Mes larmes ont eu l’air de le bouleverser. Il a mis sa main sur mon épaule, pour me consoler, en me disant que ça allait, que maintenant il allait bien. Que ces malheurs l’avaient fait grandir.

Puis il m’a dit « Allez… arrête de pleurer et parle-moi plutôt de toi… je veux en savoir plus sur ce mec si sympa qui me supporte depuis mon arrivée… ».

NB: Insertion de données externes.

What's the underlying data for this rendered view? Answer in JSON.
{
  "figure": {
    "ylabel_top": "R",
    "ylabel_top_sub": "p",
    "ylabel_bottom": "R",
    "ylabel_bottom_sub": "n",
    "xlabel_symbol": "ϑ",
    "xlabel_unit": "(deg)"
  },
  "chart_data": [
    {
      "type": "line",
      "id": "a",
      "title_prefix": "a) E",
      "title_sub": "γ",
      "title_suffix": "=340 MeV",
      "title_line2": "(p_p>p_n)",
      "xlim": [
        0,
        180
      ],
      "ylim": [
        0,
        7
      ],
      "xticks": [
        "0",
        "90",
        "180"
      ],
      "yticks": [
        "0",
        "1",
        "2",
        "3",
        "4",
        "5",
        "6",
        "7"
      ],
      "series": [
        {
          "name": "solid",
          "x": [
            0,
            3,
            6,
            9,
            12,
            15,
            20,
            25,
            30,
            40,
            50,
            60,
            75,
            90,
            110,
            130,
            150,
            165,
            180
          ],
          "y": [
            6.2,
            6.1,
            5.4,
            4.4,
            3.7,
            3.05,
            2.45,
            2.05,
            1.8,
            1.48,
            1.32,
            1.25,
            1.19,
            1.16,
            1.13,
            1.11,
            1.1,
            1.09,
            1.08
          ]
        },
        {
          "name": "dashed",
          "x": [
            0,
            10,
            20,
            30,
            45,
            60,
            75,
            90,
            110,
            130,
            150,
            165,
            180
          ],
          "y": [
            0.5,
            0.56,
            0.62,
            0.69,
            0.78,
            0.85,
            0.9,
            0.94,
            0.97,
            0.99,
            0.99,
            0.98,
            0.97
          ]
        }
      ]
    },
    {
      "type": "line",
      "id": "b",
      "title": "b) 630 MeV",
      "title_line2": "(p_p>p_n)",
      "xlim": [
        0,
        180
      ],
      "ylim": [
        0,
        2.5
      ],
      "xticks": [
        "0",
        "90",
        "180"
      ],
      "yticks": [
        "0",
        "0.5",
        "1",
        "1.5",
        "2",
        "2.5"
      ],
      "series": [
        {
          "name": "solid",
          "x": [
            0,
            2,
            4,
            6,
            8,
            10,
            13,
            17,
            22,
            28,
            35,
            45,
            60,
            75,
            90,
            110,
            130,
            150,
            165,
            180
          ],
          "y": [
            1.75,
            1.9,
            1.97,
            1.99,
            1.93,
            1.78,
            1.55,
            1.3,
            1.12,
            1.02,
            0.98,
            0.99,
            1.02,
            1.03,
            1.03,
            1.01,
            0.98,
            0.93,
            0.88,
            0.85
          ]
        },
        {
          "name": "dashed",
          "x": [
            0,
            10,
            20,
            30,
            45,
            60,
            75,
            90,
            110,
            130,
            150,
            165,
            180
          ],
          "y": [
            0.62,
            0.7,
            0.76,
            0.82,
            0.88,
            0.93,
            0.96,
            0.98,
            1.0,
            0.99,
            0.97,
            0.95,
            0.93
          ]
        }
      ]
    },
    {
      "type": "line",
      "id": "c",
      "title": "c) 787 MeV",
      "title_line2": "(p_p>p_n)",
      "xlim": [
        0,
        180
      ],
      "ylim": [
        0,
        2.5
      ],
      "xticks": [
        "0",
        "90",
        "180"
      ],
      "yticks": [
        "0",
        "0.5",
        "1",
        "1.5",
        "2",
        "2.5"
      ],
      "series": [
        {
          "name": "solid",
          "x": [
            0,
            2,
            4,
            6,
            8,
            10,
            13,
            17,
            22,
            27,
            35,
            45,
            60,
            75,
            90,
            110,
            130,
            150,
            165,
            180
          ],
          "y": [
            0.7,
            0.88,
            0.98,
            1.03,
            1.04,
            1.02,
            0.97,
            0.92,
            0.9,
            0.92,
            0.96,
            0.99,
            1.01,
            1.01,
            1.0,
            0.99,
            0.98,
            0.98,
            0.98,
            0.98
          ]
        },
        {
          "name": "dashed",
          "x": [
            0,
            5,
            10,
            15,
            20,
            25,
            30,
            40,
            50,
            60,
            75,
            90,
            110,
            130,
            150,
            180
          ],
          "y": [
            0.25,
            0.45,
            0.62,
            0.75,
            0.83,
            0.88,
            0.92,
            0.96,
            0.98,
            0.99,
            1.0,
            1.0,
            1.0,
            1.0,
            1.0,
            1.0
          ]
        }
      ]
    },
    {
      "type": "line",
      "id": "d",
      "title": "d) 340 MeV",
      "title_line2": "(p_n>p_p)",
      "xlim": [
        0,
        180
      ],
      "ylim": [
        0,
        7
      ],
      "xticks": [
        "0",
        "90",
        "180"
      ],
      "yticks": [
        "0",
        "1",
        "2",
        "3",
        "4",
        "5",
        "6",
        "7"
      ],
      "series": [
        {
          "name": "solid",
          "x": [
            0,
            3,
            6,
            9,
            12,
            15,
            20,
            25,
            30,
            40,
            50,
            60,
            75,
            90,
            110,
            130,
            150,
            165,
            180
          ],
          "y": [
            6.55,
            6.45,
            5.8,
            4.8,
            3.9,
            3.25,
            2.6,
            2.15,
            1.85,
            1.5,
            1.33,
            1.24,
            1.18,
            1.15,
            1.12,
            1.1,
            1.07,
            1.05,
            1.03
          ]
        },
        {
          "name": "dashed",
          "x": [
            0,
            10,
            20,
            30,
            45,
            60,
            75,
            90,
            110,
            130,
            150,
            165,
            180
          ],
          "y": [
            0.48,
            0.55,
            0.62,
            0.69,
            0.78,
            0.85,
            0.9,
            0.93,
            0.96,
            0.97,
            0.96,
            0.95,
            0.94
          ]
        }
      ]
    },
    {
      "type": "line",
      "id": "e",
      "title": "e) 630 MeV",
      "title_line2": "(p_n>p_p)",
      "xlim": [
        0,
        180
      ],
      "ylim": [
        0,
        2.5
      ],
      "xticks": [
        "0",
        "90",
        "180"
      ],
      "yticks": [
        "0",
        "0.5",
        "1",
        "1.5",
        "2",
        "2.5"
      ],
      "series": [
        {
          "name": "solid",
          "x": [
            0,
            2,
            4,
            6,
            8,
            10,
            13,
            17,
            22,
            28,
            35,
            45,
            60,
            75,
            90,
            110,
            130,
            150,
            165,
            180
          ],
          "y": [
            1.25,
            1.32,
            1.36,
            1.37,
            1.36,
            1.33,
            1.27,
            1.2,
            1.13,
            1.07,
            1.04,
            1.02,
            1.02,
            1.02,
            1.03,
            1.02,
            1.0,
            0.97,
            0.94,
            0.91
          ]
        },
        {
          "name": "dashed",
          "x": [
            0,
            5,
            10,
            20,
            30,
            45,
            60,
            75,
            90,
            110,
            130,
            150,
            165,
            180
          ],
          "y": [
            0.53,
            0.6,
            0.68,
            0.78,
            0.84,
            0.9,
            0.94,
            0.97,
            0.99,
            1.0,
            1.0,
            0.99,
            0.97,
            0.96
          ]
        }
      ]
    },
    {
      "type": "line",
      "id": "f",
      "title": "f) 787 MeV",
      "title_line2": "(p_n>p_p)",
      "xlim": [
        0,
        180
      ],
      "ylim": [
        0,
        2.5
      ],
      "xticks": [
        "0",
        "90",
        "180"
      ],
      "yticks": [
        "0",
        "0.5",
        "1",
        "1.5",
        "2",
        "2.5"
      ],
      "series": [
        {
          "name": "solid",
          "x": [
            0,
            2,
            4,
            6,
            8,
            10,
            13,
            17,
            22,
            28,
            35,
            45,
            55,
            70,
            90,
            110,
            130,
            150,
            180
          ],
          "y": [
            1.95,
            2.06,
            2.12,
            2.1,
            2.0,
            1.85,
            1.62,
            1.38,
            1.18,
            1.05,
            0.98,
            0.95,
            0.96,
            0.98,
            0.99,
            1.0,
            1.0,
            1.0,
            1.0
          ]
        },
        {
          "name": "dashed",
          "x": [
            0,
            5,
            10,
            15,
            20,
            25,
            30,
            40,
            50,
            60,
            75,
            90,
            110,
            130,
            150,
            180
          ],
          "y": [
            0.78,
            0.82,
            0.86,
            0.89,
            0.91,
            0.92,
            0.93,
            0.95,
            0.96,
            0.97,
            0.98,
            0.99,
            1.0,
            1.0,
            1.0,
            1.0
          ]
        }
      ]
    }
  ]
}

Alors je lui ai parlé de moi. Je lui ai tout raconté, comme à un vieux frère que je n’ai plus vu depuis longtemps. Je ne lui ai rien caché. L’absence de mon père, tous ces sentiments que ça avait provoqué en moi, le dévouement de ma mère pour bien m’élever malgré sa maladie… Quand j’ai eu fini, il m’a regardé et il m’a dit « Et bien… on dirait que la vie ne t’a pas fait de cadeau, à toi non plus… ».

Nous avons continué à discuter comme ça pendant un long moment, et puis on a fini par s’endormir, lui dans le vieux divan en cuir, moi à terre, enroulé dans une couverture. Nous avions besoin de repos, car le lendemain allait encore être riche en émotions.